Fourthly, while all citizens were trying to avoid the imposition of SIR and the shocking election results in Bihar, the government notified all 4 labour codes on November 21, 2025. It also stated that the rules for implementing these codes will be made public soon. With total disregard for the 29 existing laws related to labour and migration, these four codes were imposed on labourers and the country. It is also imperative to note that by invoking executive powers to enforce these codes by avoiding debate in Parliament, without consultation with states, in defiance of opposition from workers' organisations, and the complete abandoning of the tripartite machinery, is to say the least anti-parliamentary, anti-worker and anti-constitutional.
Lastly, undermining the principles and processes. They were passed without convening the Indian Labour Conference (ILC), a tripartite consultative body comprising central trade unions, employers' associations and ministries and departments of the state and union territories, facilitated by the Ministry of Labour and Employment, to deliberate on issues concerning labour welfare in the country. This not only goes to state that this regime does not care about procedures but also that it does not care two hoots about labour rights enshrined in the Constitution.
Except for the Bharatiya Mazdur Sangh (BMS), an affiliate of the BJP, most trade unions have unanimously rejected these codes. They also widely condemned the four codes as undermining decades' worth of labour protections, jurisprudence and significant gains won by the labouring class through consistent and militant fights. The BMS has also given only partial support. Most of the central trade unions and All India Kisan Sabha (AIKS) have opposed these codes. AIKS has even asked its constituencies to burn the codes in protest.

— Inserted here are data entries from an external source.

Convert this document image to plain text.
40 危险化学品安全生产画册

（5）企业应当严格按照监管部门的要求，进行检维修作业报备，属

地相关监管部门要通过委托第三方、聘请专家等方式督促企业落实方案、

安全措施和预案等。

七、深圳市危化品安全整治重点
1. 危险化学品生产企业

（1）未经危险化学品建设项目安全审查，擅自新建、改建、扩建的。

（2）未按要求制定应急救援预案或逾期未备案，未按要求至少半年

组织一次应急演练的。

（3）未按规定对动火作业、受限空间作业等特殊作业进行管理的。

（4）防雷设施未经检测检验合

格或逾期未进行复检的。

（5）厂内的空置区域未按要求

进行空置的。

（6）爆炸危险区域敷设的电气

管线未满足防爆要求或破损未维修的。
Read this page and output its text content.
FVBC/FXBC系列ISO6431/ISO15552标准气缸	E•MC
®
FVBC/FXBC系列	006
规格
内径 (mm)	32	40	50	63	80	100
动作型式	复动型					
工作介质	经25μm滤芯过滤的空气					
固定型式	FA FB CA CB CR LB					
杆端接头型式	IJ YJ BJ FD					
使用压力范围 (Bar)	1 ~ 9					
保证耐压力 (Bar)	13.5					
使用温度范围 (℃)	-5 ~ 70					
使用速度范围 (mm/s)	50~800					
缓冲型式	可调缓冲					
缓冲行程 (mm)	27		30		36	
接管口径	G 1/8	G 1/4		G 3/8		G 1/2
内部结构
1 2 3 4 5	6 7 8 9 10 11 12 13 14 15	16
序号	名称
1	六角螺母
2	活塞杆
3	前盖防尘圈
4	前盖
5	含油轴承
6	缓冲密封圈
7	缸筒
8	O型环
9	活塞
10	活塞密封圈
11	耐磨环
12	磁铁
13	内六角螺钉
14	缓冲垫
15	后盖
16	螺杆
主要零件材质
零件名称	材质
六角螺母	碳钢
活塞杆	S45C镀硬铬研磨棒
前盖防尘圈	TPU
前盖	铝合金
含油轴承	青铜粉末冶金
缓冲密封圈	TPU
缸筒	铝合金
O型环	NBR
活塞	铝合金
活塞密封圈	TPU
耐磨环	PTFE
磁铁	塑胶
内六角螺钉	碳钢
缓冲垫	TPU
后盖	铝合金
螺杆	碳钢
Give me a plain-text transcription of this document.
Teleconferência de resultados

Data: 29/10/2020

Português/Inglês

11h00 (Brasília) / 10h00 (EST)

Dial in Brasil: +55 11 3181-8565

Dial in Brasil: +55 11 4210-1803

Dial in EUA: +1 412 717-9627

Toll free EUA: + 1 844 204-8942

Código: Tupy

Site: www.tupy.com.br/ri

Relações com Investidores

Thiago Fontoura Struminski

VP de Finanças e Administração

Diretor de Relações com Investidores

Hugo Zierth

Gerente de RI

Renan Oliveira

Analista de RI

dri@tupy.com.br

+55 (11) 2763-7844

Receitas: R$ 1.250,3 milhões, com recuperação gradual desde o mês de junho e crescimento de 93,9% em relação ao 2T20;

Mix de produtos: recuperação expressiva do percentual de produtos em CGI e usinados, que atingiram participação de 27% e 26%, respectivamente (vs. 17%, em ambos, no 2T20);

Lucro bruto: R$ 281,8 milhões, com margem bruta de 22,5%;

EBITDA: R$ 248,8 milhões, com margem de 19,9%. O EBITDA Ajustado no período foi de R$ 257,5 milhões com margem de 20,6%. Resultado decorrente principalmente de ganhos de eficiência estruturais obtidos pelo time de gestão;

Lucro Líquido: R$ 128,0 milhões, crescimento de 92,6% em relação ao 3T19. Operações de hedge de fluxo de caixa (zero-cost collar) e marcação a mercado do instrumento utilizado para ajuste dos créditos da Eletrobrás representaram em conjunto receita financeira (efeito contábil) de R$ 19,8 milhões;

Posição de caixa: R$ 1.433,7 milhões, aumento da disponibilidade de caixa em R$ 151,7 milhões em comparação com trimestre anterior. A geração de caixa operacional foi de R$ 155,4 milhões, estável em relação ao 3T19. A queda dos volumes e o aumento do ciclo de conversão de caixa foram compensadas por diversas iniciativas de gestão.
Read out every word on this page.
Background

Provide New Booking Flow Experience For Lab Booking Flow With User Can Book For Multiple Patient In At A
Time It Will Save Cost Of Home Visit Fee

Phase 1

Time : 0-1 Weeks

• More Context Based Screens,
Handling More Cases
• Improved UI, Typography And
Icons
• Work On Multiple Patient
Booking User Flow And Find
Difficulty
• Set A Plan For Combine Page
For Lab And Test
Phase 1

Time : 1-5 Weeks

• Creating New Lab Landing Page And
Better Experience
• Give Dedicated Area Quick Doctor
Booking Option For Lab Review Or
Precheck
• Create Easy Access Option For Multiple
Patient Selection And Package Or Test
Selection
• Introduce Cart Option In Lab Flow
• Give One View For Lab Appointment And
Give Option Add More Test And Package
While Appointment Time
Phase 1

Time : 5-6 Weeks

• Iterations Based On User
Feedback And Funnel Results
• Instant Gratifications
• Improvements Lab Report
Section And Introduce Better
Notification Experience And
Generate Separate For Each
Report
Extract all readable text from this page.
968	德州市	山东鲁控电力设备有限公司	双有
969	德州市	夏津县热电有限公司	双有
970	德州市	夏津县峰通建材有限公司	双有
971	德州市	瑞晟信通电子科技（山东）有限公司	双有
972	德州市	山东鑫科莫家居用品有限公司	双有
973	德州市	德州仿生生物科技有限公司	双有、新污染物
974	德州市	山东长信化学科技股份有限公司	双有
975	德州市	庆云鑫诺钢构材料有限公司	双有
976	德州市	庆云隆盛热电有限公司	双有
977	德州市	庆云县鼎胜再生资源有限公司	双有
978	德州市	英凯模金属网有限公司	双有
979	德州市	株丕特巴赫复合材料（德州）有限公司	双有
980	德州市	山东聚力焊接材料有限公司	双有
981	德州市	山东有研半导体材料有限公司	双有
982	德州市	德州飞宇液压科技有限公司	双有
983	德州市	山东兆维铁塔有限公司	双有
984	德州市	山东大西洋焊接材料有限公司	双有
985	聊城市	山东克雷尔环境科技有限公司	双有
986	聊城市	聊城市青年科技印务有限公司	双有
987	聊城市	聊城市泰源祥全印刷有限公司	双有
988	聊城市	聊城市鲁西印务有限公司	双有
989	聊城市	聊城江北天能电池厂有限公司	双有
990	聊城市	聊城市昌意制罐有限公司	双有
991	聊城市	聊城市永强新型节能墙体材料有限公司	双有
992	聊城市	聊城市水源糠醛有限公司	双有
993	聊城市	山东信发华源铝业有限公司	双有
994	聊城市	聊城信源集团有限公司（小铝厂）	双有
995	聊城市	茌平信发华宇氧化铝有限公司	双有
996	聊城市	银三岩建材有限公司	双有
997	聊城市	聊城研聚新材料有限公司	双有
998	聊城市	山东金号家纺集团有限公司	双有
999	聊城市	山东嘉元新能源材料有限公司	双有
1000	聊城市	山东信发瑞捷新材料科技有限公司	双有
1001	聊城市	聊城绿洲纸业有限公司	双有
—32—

In a sense, the Four Labour Codes, like the Farmers Ordinances, are incredibly detrimental to citizens, the country, and the Constitution. It has been in the DNA of the present regime to come out with one anti-poor, anti-people and anti-citizens' policy or the other. It has never adopted any policy or program such as the Right to Food, Right to Education, Right to Work, Right to Forest, or Right to Information. It is the responsibility of all citizens, not just labourers, to denounce these policies, codes, and ordinances and to demand policies and programs based solely on the Constitution of India.